Guterres defende que “único caminho possível é o da unidade” nos 80 anos da ONU

O secretário-geral da ONU relembrou hoje o legado dos primeiros funcionários das Nações Unidas, profundamente marcados pela Segunda Guerra Mundial, e defendeu, no 80.º aniversário da organização, que o “único caminho possível” para a humanidade “é o da unidade”.

Na abertura de uma reunião de alto nível para comemorar o 80.º aniversário das Nações Unidas, em Nova Iorque, António Guterres convidou dezenas de chefes de Estado e de Governo presentes no evento a regressar mentalmente aos primeiros dias da ONU, em 1945, quando muitos dos primeiros funcionários da organização apresentavam ainda ferimentos visíveis de guerra, como cicatrizes ou queimaduras.

Uma dessas pessoas era o major Brian Urquhart, a segunda pessoa a ser contratada pela ONU.

Soldado britânico durante a Segunda Guerra Mundial e testemunha da libertação do campo de concentração de Bergen-Belsen, o major esteve num navio que explodiu e carregou, para o resto da vida, a claudicação provocada por um paraquedas que não abriu, contou Guterres.

“Ele não estava sozinho: um escrivão podia mencionar discretamente um ferimento de bala; um delegado, o estilhaço de granada ainda alojado no peito. Tinham visto o pior da humanidade — os horrores dos campos de extermínio, a crueldade do combate, cidades completamente arrasadas. E foi precisamente por causa do que testemunharam que escolheram servir a paz”, disse o líder da ONU.

O antigo primeiro-ministro português avaliou que “existe um mito persistente de que a paz é ingénua, de que a justiça é sentimental, e de que a única política ‘real’ é a política do poder e do interesse próprio”.

“Mas aqueles primeiros funcionários não eram idealistas intocados pela realidade. Tinham visto a guerra. E sabiam: a paz é a busca mais corajosa, mais prática e mais necessária de todas. Ao construir as Nações Unidas, criaram algo extraordinário”, insistiu.

No verão de 1945, após a devastação causada pela Segunda Guerra Mundial, líderes de 50 países reuniram-se em São Francisco, nos Estados Unidos, para assinar um tratado internacional que mantivesse a paz e consagrasse os direitos iguais de todas as pessoas.
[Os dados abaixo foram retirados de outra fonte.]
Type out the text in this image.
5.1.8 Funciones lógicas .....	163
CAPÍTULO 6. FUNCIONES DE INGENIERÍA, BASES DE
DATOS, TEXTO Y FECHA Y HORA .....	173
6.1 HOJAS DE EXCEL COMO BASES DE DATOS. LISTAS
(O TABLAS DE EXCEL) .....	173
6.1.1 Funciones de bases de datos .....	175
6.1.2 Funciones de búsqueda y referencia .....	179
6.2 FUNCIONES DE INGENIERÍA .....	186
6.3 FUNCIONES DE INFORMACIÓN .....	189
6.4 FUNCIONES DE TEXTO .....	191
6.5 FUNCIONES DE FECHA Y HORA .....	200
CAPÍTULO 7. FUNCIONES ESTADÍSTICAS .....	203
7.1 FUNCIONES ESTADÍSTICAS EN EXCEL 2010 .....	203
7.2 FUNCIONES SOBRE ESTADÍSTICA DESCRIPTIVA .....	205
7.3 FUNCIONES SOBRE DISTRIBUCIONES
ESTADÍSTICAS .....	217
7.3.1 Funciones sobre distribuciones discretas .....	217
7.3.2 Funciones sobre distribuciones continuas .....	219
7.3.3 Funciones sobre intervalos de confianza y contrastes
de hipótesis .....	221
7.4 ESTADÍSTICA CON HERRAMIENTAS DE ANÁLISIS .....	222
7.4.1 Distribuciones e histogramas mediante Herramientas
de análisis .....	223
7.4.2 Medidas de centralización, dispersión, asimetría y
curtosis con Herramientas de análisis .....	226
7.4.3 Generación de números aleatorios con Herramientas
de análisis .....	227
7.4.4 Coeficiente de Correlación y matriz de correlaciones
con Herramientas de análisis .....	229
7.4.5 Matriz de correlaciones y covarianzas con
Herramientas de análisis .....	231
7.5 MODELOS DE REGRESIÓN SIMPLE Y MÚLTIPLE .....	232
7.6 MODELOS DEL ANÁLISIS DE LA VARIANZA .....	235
A ideia de base é que nunca mais uma guerra dessa magnitude devastaria o mundo.

“Um lugar onde todas as nações — grandes e pequenas — se pudessem unir para resolver problemas que nenhum país consegue resolver sozinho”, disse Guterres.

No entanto, neste momento, os princípios das Nações Unidas “estão sob ataque como nunca antes”, afirmou o secretário-geral, lamentando que enquanto a cerimónia está a decorrer, há civis a serem atacados e “o direito internacional violado”.

A pobreza e a fome estão a aumentar, o progresso em direção aos Objetivos de Desenvolvimento Sustentável está travado, o planeta está num “caos climático” com incêndios, inundações e ondas de calor recorde, enumerou o líder da ONU.

Já sobre os “triunfos da humanidade” alcançados ao longo dos últimos 80 anos de ONU, Guterres apontou para a erradicação da varíola, a regeneração da camada de ozono e, sobretudo, a “prevenção de uma terceira guerra mundial”.

“Os desafios dos próximos 80 anos serão igualmente familiares e inéditos. (…) Mas, para enfrentar estes desafios, lembremo-nos do que os nossos fundadores já sabiam: O único caminho possível é o da unidade”, defendeu.

“Levantemo-nos para este momento — com clareza, coragem e convicção. E vamos concretizar a promessa de paz”, instou António Guterres, numa cerimónia em que a premissa é refletir sobre as conquistas das últimas oito décadas e o caminho a seguir para um sistema multilateral mais inclusivo e reativo, com respostas rápidas e adequadas.

O Presidente português, Marcelo Rebelo de Sousa, também marcou presença no evento.

A ONU celebra 80 anos desde que a sua Carta fundadora foi assinada, efeméride que chega durante uma grave crise multidimensional da instituição, que tem em risco a sua influência e orçamento.

Apesar dos esforços de António Guterres para tentar convencer o mundo de que a ONU é hoje mais vital do que nunca, a organização fundada após a Segunda Guerra Mundial tem na atualidade a sua influência desacreditada e o seu pleno funcionamento em risco devido aos cortes de financiamento de nações como os Estados Unidos, país que acolhe a sede da instituição, em Nova Iorque, e o seu maior doador.